Rz. 196

Neben dem Getrenntleben ist für diesen Anspruch weitere Voraussetzung, dass die Ehegatten das gemeinsame Sorgerecht für die minderjährigen Kinder haben. Die elterliche Sorge umfasst die Sorge für die Person des Kindes (Personensorge) und das Vermögen des Kindes (Vermögenssorge), § 1626 Abs. 1 BGB. Aus § 1626a BGB, der für den Fall, dass die Eltern nicht miteinander verheiratet sind, Regeln hinsichtlich des Sorgerechts aufstellt, folgt, dass miteinander verheiratete Eltern grundsätzlich das gemeinsame Sorgerecht innehaben.[206]

 

Rz. 197

Des Weiteren muss entweder der andere Ehegatte dem Übertragungsantrag zustimmen, § 1671 Abs. 2 Nr. 1 BGB, oder es muss zu erwarten sein, dass die Aufhebung der gemeinsamen Sorge und die Übertragung auf den Antragsteller dem Kindeswohl am besten entspricht, § 1671 Abs. 2 Nr. 2 BGB.

 

Rz. 198

Bei der Zustimmung zu der Übertragung des Sorgerechts auf einen Ehegatten handelt es sich um eine Erklärung, die keinen Formvorschriften entsprechen muss.
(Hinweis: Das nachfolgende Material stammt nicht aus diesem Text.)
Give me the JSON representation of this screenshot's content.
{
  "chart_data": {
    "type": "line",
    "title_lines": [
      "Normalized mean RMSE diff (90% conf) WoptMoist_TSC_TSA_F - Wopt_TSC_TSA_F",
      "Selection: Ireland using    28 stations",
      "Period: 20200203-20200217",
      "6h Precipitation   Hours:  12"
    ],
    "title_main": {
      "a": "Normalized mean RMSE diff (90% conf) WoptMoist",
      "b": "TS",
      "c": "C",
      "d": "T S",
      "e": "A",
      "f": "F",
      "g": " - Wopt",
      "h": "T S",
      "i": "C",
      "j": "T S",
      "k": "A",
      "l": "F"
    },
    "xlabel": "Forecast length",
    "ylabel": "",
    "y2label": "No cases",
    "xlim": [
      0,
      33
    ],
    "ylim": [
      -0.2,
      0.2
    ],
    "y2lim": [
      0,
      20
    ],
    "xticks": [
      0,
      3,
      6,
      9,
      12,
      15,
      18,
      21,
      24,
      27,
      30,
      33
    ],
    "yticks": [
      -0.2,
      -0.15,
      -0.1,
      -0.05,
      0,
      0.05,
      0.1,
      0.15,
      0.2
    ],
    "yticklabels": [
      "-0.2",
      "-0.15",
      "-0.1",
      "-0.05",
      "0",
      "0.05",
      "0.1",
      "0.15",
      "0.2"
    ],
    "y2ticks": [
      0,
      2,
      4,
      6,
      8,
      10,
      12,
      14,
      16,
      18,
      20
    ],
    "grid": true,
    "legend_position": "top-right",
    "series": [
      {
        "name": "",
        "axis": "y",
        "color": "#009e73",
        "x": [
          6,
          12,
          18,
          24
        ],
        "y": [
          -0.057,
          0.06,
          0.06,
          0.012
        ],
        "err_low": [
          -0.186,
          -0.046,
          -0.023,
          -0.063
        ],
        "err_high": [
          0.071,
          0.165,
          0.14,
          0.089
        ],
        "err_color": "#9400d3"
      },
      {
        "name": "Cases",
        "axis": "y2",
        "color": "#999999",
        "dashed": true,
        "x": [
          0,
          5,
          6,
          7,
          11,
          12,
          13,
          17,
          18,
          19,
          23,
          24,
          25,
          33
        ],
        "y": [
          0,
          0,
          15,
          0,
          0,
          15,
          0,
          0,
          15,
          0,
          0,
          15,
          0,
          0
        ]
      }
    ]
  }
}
Zu ihrer Wirksamkeit ist lediglich Voraussetzung, dass sie ernsthaft und ohne Zwang dem Gericht gegenüber bekanntgegeben wurde. Sie kann allerdings ebenso formfrei widerrufen werden, und zwar spätestens bis zum Schluss der letzten mündlichen Verhandlung der Tatsacheninstanz.[207]

 

Rz. 199

Eine Übertragung des Sorgerechts auf einen Ehegatten entspricht dann dem Kindeswohl, wenn es zwischen den Ehegatten an elterlicher Kooperationsbereitschaft oder -fähigkeit fehlt.[208] Das wiederum ist zu bejahen, soweit es sowohl an der objektiven Kooperationsfähigkeit als auch an der subjektiven Kooperationswilligkeit fehlt.[209] Die Ehegatten müssen, damit die elterliche Sorge gemeinsam ausgeübt werden kann, in der Lage sein, zu Entscheidungen im Interesse des Kindes zu gelangen und dafür gegebenenfalls ihre eigenen Interessen zurückstellen zu können.[210] Sind die Ehegatten hierzu nicht in der Lage, ist das Kindeswohl gefährdet und eine Übertragung des alleinigen Sorgerechts oder eines Teils davon auf einen Ehegatten zu beantragen bzw. auszusprechen.

 

Rz. 200

 

Hinweis

Damit mit der Trennung ein Anspruch auf Übertragung der elterlichen Sorge auf einen Ehegatten entstehen kann, müssen die Ehegatten die gemeinsame elterliche Sorge für das (minderjährige) Kind innehaben.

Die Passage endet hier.